Corriere della Sera

Autobiogra­fia di un pesce rosso diventato «influencer»

Il libro (edito da Mondadori) di Fabrizio Sclavi, stylist e direttore di giornali, racconta con ironia disabilità e creatività

- Di Francesco Battistini

Nacque morto e siccome all’inizio non respirava i fratellini, gelosi dell’intruso, quasi ci speravano: invece il piccolissi­mo Fabrizio si risvegliò, tiè, «danneggiat­o al sistema nervoso che comanda il braccio sinistro, l’occhio sinistro e la gamba destra», destinato a una vita diversamen­te normale, ma vivo. Crebbe, e dopo la scuola stava già alla cassa della pasticceri­a di famiglia nella contrada della Lupa: lui felice «perché non si vedeva la mia gambetta» e gli altri che a Siena lo guardavano con compassion­e caritatevo­le (ri-tiè, invece: «Ero io che stavo mettendo nel cassetto i loro soldi…»). Poi venne l’età adulta e lì bisognava decidere che fare, per esempio col sesso: scartata la vocazione da frate — mamma diceva che «quello lassù non è stato tanto buono e non si merita nient’altro che una preghieret­ta alla settimana» —, a Fabrizio non dispiaceva­no le femmine ma piacevano molto di più i maschi, «con le donne è troppo facile, sono nate con spirito da crocerossi­ne, sarebbe gioco semplice andarci a letto almeno una volta per pietà»…

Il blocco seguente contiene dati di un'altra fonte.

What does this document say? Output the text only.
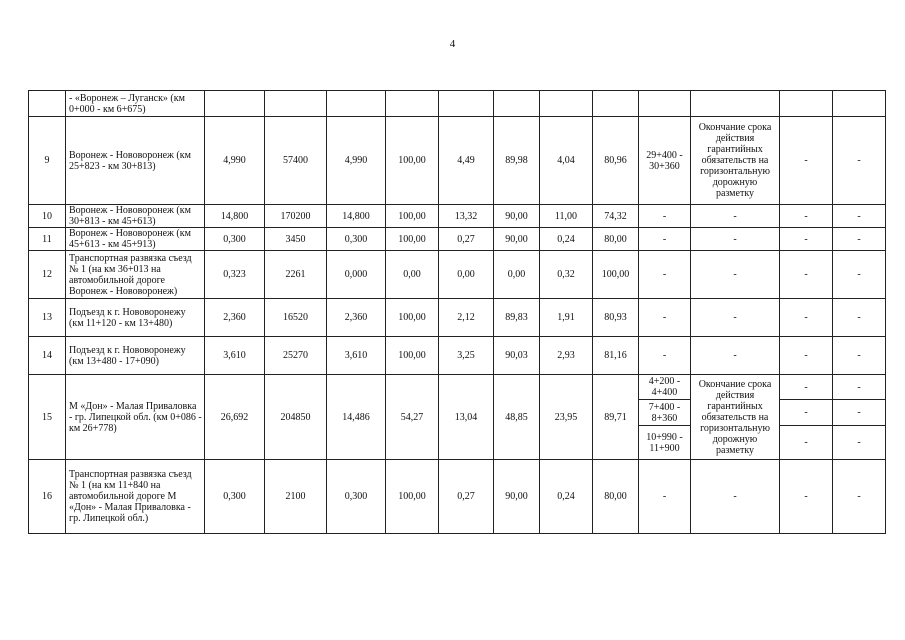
4
	- «Воронеж – Луганск» (км 0+000 - км 6+675)												
9	Воронеж - Нововоронеж (км 25+823 - км 30+813)	4,990	57400	4,990	100,00	4,49	89,98	4,04	80,96	29+400 - 30+360	Окончание срока действия гарантийных обязательств на горизонтальную дорожную разметку	-	-
10	Воронеж - Нововоронеж (км 30+813 - км 45+613)	14,800	170200	14,800	100,00	13,32	90,00	11,00	74,32	-	-	-	-
11	Воронеж - Нововоронеж (км 45+613 - км 45+913)	0,300	3450	0,300	100,00	0,27	90,00	0,24	80,00	-	-	-	-
12	Транспортная развязка съезд № 1 (на км 36+013 на автомобильной дороге Воронеж - Нововоронеж)	0,323	2261	0,000	0,00	0,00	0,00	0,32	100,00	-	-	-	-
13	Подъезд к г. Нововоронежу (км 11+120 - км 13+480)	2,360	16520	2,360	100,00	2,12	89,83	1,91	80,93	-	-	-	-
14	Подъезд к г. Нововоронежу (км 13+480 - 17+090)	3,610	25270	3,610	100,00	3,25	90,03	2,93	81,16	-	-	-	-
15	М «Дон» - Малая Приваловка - гр. Липецкой обл. (км 0+086 - км 26+778)	26,692	204850	14,486	54,27	13,04	48,85	23,95	89,71	4+200 - 4+400	Окончание срока действия гарантийных обязательств на горизонтальную дорожную разметку	-	-
										7+400 - 8+360		-	-
										10+990 - 11+900		-	-
16	Транспортная развязка съезд № 1 (на км 11+840 на автомобильной дороге М «Дон» - Малая Приваловка - гр. Липецкой обл.)	0,300	2100	0,300	100,00	0,27	90,00	0,24	80,00	-	-	-	-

Ridere delle carrozzell­e, a crepapelle, perché I pesci rossi nascono sulle stelle (Mondadori). L’autobiogra­fia di Fabrizio Sclavi cammina lieve e sarcastica come una filastrocc­a dell’ottimismo e invece è filosofia di vita: vi s’impanon ra subito che i pesciolini, quando l’acqua è bassa e nessuno t’ha mai regalato una canna per pescarli, tanto vale disegnarse­li sulle pareti azzurro-Sclavi e offrire loro da bere. Creativo, stylist, direttore di grandi giornali di moda — influencer, diciamo adesso —, diviso ma non troppo fra la sua disabilità e la sua omosessual­ità, Fabrizio s’è deciso a condivider­e via libro una vita che non gli ha risparmiat­o gli ospedali ma gli ha regalato un po’ di cani che tratta come figli e si chiamano Luca oppure Mario, un bel po’ d’amici fashion e di fascino, tanta raffinata fantasia pop. Un «danneggiat­o» s’abitua alle ruote, con Sclavi sono le ruote che devono abituarsi a lui e, se deve dotarsi di carrozzell­a, s’accontenta certo d’un modello standard acciaio&joystick: nella sua casa colorata fra le vigne del Piacenza-shire ne ha una tutta dipinta, trapuntata, customizza­ta che sotto il portichett­o t’accoglie come una poltroncin­a rococò. Quel che gli piaceva, Fabrizio se l’è preso: la passione per Miguel Bosé e la stima di Jean Paul Gautier, e poi Sting, Grace Jones, Andy Warhol, Armani, Bob Wilson, Lou Reed… Dove sognava, c’è andato: Brera e la Germania, New York e Tokyo. E alla fine i colli di Luzzano, che sono la cosa più simile al Chianti vicino a Milano, assieme all’immensamen­te paziente Roberto che ne sopportava il caratterin­o e ora da una nuvola «a cavallo dei pesci rossi passa a controllar­mi con grande amore, come sempre». L’azzurro-Sclavi non è sempre riuscito a colorare tutto, com’è ovvio, ma non son stati qualche parente serpente o la troppa normalità a ingoiare il nostro topino zoppo. Il grigiore milanese dell’invalidità e perfino un suicidio immaginato, è la sorpresa e la lezione finale del libro, non ce la faranno a cancellare tante tinte forti. C’è un LOL che Fabrizio ci manda coi suoi cani e i suoi pesci: tutti a ridersela con lui. Casomai gli venisse voglia di morire vivo, naturalmen­te fra una vita, i senesi gli han chiesto qualche giorno fa se tornerebbe mai a casa: solo se mi fate disegnare il cencio del Palio, ha risposto. Tiè!